Just weeks away from the release of his comeback album, "Relapse," Eminem has opened up about his struggles with prescription drug addiction.
Eminem penned his own story for hip-hop magazine Vibe, in which he revealed he was taking dozens of prescription painkillers each day.
"It's no secret I had a drug problem," he wrote in the magazine, which released excerpts from the interview on Monday. "If I was to give you a number of Vicodin I would actually take in a day? Anywhere between 10 to 20. Valium, Ambien, the numbers got so high I don't even know what I was taking."
After a stay in rehab, the blue-eyed rapper admitted he relapsed badly, almost dying after taking blue pills given to him by a friend.
"My doctor told me those mysterious new pills were methadone, which is used to wean heroin addicts off dope," he wrote. "Had I known it was methadone, I probably wouldn't have taken it. But as bad as I was back then, I can't even say 100 percent for sure. My doctor told me the amount of methadone I'd taken was equivalent to shooting up four bags of heroin. Even when they told me I almost died, it didn't click."
Eminem detoxed, but suffered a physical injury – to his knee – which required going under the surgeon's knife.
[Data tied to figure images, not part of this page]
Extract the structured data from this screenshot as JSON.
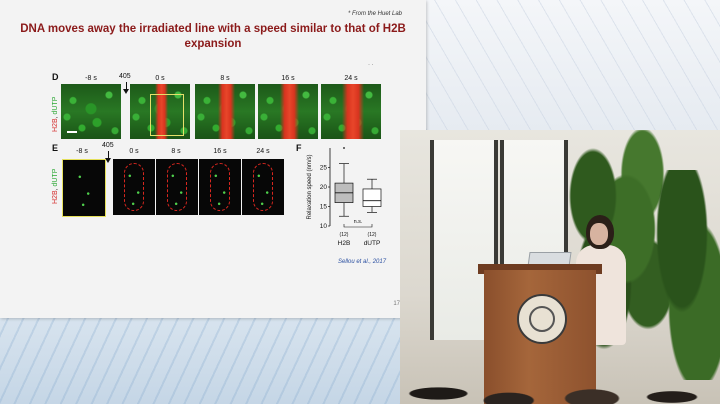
{
  "slide": {
    "credit": "* From the Huet Lab",
    "title": "DNA moves away the irradiated line with a speed similar to that of H2B expansion",
    "dot_mark": "· ·",
    "citation": "Sellou et al., 2017",
    "page_number": "17"
  },
  "panel_d": {
    "letter": "D",
    "label_dutp": "dUTP",
    "label_sep": ", ",
    "label_h2b": "H2B",
    "laser_label": "405",
    "times": [
      "-8 s",
      "0 s",
      "8 s",
      "16 s",
      "24 s"
    ]
  },
  "panel_e": {
    "letter": "E",
    "label_dutp": "dUTP",
    "label_sep": ", ",
    "label_h2b": "H2B",
    "laser_label": "405",
    "times": [
      "-8 s",
      "0 s",
      "8 s",
      "16 s",
      "24 s"
    ]
  },
  "panel_f": {
    "letter": "F"
  },
  "chart_data": {
    "type": "box",
    "ylabel": "Relaxation speed (nm/s)",
    "ylim": [
      10,
      30
    ],
    "yticks": [
      10,
      15,
      20,
      25
    ],
    "categories": [
      "H2B",
      "dUTP"
    ],
    "counts": [
      "(12)",
      "(12)"
    ],
    "significance": "n.s.",
    "boxes": [
      {
        "name": "H2B",
        "whisker_low": 12.5,
        "q1": 16,
        "median": 18.5,
        "q3": 21,
        "whisker_high": 26,
        "outlier": 30,
        "color": "#bdbdbd"
      },
      {
        "name": "dUTP",
        "whisker_low": 13.5,
        "q1": 15,
        "median": 16.5,
        "q3": 19.5,
        "whisker_high": 22,
        "color": "#ffffff"
      }
    ]
  },
  "colors": {
    "title": "#8b1a1a",
    "green_channel": "#2ea836",
    "red_channel": "#d42a2a",
    "citation": "#2a4fa0"
  }
}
He wasn't given painkillers for the surgery and it led to another relapse.
"I started looking around my house to see if I had a stash box of Vicodin," Eminem wrote. "I'm ransacking my house, finally find something in the basement, in a little napkin, seven and a half Vicodin — the big extra strength ones — and a few Valium."
As a result of the relapse and subsequent treatment, Eminem said he developed a new understanding of his mother, Deborah Mathers.
"It never once hit me that drug addiction runs in my family," he wrote. "Now that I understand that I'm an addict, I definitely have compassion for my mother. I get it."
Sobriety made recording again a slow process, but a rewarding one, the rapper revealed.
"It was a slow process," he wrote of putting "Relapse" together. "You gotta remember I hadn't recorded a song sober in seven years. So it took me awhile to even feel like I could record a song sober… I don't know the last time I shot a video sober, without drinking or taking anything. It's been years."
But making the record proved inspiring for the now-36-year-old.
"I almost feel like a little kid again with rap. I wanna play around with different flows. If I don't feel like it's what I'm fully capable of, if there's one weak line, I wanna change it," he said. "Rap was my drug. It used to get me high and then it stopped getting me high. Then I had to resort to other things to make me feel that… Now rap's getting me high again."